Simply transitive quaternionic lattices of rank 2 over F_q(t) and a non-classical fake quadric

TL;DR

This paper constructs infinite series of special lattices in a product of p-adic groups using quaternion algebras, leading to new algebraic surfaces with unique geometric properties over finite fields.

Contribution

It introduces a novel method to build simply transitive lattices in p-adic groups via quaternion algebras, resulting in the first examples of non-classical fake quadrics over finite fields.

Findings

Constructed infinite series of lattices in PGL_2 over local fields.

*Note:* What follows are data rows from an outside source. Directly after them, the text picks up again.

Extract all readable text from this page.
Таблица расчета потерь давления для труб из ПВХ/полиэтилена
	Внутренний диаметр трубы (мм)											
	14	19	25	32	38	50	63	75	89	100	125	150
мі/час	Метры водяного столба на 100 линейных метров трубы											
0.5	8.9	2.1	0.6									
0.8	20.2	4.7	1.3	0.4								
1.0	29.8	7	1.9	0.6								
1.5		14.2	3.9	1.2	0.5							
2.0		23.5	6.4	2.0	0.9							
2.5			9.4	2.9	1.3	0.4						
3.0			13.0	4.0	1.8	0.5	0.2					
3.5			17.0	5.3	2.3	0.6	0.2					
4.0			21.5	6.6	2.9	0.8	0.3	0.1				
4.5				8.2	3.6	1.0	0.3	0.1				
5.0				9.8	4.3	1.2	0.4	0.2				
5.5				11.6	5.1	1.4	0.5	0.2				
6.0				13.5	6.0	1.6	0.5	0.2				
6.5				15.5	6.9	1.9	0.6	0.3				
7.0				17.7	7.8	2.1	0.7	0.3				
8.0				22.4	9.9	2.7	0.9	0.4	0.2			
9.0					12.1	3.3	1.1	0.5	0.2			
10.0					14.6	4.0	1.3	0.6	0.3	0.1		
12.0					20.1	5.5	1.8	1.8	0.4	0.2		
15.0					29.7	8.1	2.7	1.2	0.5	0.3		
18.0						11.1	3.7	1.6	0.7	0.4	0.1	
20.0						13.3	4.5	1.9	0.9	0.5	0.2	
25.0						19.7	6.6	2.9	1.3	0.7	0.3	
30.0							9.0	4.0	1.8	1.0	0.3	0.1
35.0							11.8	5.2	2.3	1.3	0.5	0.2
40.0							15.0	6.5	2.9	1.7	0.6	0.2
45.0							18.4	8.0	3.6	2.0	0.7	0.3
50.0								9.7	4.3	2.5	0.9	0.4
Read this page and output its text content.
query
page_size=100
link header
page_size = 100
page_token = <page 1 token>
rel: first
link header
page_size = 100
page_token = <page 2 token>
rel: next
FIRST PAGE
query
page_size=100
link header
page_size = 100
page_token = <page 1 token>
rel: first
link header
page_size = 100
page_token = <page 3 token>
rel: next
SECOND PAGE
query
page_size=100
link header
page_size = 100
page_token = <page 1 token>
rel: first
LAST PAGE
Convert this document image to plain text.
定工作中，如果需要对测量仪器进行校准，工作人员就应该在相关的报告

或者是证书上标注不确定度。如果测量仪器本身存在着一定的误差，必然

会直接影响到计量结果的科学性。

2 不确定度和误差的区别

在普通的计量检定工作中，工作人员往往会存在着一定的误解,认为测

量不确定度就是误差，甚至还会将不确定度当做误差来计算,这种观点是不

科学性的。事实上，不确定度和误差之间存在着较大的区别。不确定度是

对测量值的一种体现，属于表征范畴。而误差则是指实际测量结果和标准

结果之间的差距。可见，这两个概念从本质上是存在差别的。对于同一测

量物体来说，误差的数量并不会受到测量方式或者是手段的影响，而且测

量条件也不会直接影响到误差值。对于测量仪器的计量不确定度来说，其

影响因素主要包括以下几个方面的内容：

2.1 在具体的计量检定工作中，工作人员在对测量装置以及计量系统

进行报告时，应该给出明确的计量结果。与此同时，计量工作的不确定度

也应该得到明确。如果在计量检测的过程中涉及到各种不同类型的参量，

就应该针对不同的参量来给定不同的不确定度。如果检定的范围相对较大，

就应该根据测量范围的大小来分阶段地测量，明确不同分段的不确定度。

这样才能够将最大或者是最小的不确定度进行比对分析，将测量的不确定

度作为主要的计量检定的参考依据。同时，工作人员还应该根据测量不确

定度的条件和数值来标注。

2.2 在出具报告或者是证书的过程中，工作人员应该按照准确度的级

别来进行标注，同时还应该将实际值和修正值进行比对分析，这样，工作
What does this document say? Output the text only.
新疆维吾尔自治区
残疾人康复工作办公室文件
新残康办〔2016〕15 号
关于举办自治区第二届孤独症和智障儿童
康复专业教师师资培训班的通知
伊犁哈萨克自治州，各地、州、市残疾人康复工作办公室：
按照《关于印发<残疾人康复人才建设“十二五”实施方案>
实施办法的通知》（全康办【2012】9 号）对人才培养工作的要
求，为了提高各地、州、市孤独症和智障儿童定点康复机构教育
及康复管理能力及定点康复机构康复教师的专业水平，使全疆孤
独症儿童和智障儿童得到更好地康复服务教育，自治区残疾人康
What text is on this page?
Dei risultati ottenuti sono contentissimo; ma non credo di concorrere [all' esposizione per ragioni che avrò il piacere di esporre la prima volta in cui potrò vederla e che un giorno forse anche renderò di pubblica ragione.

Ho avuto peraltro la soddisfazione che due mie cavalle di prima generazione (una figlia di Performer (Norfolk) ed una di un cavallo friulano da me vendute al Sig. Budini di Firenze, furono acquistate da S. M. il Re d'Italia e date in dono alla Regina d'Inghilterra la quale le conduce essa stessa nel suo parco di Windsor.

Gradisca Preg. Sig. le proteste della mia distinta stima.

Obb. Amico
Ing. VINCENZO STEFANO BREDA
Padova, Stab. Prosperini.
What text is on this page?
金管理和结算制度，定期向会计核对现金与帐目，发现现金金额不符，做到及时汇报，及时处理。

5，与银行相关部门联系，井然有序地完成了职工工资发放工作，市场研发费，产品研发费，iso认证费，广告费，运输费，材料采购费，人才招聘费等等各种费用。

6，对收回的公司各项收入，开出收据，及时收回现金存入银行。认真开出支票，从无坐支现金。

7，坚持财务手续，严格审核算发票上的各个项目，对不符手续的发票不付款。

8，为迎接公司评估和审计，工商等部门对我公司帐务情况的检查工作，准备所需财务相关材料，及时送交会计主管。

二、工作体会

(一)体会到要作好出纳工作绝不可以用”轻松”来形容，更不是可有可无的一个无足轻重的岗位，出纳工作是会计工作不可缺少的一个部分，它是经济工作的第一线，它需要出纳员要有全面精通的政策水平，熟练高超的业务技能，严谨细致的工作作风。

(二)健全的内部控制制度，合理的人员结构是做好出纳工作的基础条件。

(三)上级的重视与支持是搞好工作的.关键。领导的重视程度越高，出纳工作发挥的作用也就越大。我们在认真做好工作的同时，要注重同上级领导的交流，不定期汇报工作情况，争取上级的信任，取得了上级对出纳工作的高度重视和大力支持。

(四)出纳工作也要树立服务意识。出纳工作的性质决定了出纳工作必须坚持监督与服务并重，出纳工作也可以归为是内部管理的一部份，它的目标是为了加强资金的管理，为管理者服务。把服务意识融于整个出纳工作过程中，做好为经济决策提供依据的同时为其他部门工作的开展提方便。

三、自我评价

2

Produced algebraic surfaces with Chern ratio 2 and trivial Albanese.

Identified minimal Zariski-Euler characteristic surface as a non-classical fake quadric.

Abstract

We construct an infinite series of simply transitive irreducible lattices in PGL_2(F_q((t))) \times PGL_2(F_q((t))) by means of a quaternion algebra over F_q(t). The lattices depend on an odd prime power q = p^r and a parameter \tau\ in F_q^* different from 1, and are the fundamental group of a square complex with just one vertex and universal covering T_{q+1} \times T_{q+1}, a product of trees with constant valency q + 1. Our lattices give rise via non-archimedian uniformization to smooth projective surfaces of general type over F_q((t)) with ample canonical class, Chern ratio (c_1)^2/c_2 = 2, trivial Albanese variety and non-reduced Picard scheme. For q = 3, the Zariski-Euler characteristic attains its minimal value \chi = 1: the surface is a non-classical fake quadric.